We spent a week talking to founders and builders at Ray Summit, TechCrunch Disrupt, and various Bay Area GenAI meetups to understand the challenges they face when building value-providing LLM-based apps.
Here's the gist:
- RAG is omnipresent. Retrieval Augmented Generation is the current trend everyone is working on. While it addresses many challenges of deploying LLMs in production, it introduces several others. We'll delve deeper into these later in this post.
- Fine-tuned smaller models are making an impact. In certain use cases, a fine-tuned LLama 7B model can outperform GPT-4 at a fraction of the cost.

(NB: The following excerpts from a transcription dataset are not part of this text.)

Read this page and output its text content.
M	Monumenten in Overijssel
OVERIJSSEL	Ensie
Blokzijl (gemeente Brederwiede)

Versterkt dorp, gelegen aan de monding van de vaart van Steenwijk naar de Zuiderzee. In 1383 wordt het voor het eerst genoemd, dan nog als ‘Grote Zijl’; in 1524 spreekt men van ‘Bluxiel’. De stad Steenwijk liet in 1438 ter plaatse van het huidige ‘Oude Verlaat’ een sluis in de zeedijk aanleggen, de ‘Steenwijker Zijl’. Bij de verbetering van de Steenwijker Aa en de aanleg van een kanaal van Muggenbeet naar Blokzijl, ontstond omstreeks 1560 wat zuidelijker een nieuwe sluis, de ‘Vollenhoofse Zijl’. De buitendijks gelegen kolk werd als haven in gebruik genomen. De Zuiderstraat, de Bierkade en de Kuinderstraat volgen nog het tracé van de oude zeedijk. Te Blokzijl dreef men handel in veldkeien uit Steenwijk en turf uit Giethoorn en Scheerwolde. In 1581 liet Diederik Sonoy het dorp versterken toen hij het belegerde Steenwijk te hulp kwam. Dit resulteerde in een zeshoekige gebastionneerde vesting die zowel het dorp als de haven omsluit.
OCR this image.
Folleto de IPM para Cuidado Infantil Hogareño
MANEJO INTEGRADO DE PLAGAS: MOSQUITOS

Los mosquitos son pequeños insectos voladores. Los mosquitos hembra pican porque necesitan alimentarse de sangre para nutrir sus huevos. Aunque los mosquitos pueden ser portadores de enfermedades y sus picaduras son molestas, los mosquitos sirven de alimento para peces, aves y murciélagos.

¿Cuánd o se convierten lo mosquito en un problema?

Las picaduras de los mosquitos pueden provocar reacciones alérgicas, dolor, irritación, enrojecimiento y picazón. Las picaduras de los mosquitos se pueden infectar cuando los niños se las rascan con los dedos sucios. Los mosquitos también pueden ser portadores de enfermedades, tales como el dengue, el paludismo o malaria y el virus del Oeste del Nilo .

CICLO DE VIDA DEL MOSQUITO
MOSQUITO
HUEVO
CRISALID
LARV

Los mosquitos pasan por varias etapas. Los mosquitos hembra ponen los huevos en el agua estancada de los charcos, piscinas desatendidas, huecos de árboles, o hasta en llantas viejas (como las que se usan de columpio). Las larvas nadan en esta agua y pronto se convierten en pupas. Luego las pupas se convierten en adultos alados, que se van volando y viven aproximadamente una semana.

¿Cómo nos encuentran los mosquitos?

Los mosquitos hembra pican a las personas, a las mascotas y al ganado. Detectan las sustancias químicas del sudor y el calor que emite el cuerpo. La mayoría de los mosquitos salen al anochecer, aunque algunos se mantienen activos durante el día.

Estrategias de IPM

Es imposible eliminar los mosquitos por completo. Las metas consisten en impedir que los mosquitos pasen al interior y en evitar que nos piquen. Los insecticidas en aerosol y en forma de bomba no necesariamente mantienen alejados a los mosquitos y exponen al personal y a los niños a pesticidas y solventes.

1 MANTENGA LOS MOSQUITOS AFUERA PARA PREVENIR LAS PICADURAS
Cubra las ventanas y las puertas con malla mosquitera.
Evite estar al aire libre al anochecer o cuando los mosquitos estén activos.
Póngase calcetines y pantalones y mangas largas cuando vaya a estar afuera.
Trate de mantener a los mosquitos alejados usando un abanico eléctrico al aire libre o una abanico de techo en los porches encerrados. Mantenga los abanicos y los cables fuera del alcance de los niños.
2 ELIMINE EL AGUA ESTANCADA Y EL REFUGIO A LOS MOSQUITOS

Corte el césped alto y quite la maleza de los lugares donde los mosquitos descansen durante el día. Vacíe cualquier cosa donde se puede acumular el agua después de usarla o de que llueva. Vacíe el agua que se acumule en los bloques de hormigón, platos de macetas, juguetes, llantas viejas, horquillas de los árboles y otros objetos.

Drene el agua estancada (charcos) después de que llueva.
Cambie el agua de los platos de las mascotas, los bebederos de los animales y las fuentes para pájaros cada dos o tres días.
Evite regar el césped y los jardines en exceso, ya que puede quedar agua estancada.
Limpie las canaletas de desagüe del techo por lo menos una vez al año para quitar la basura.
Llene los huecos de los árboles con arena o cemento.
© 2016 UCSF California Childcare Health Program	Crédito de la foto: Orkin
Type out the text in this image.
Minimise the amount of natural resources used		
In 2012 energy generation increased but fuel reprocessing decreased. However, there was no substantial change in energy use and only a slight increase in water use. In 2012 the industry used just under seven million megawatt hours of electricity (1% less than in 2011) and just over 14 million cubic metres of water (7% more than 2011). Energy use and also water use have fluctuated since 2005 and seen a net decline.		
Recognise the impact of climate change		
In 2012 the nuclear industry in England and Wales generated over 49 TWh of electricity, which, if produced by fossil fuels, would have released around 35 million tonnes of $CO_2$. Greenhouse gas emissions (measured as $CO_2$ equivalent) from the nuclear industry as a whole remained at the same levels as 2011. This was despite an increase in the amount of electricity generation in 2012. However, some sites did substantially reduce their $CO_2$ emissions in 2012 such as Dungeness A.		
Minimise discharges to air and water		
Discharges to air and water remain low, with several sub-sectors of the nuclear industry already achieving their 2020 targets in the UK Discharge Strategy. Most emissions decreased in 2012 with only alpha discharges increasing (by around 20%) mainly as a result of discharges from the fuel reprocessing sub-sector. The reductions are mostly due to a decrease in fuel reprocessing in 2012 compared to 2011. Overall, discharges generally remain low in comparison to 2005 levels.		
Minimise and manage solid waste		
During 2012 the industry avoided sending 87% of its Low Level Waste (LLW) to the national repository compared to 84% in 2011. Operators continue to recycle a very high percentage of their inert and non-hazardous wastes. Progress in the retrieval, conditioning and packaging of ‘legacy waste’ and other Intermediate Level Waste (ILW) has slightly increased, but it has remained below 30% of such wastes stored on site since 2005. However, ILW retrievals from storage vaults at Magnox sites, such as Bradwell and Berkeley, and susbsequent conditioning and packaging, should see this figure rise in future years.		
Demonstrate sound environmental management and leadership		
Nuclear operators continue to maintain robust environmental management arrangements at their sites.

- The term "orchestration" seems to be largely replacing " chaining." As LLM apps become more intricate, orchestration is a challenge that development teams are grappling with.
- Another challenge is evaluating LLM performance, or "evals", which involves determining if your chain/agent is producing accurate answers, or whether the changes you implement improve or degrade the system.
- The essence of RAG-based system performance lies in chunking strategies and the subsequent vectorization of data chunks. If the contextual data you retrieve to aid your LLM in answering questions is inaccurate or of poor quality, your LLM will not respond correctly.
- If the retrieved context is correct, it works. Open-source LLMs (like Llama 2 models) and Proprietary models (like GPT-3 and GPT-4 models) seem to perform almost equally well at forming answers.
- Anyscale released reasonably cheap endpoints for Llama models. They will add fine-tuning endpoints later this year. Switching from OpenAI models is easy since the API is almost 1-to-1 match with OpenAI API.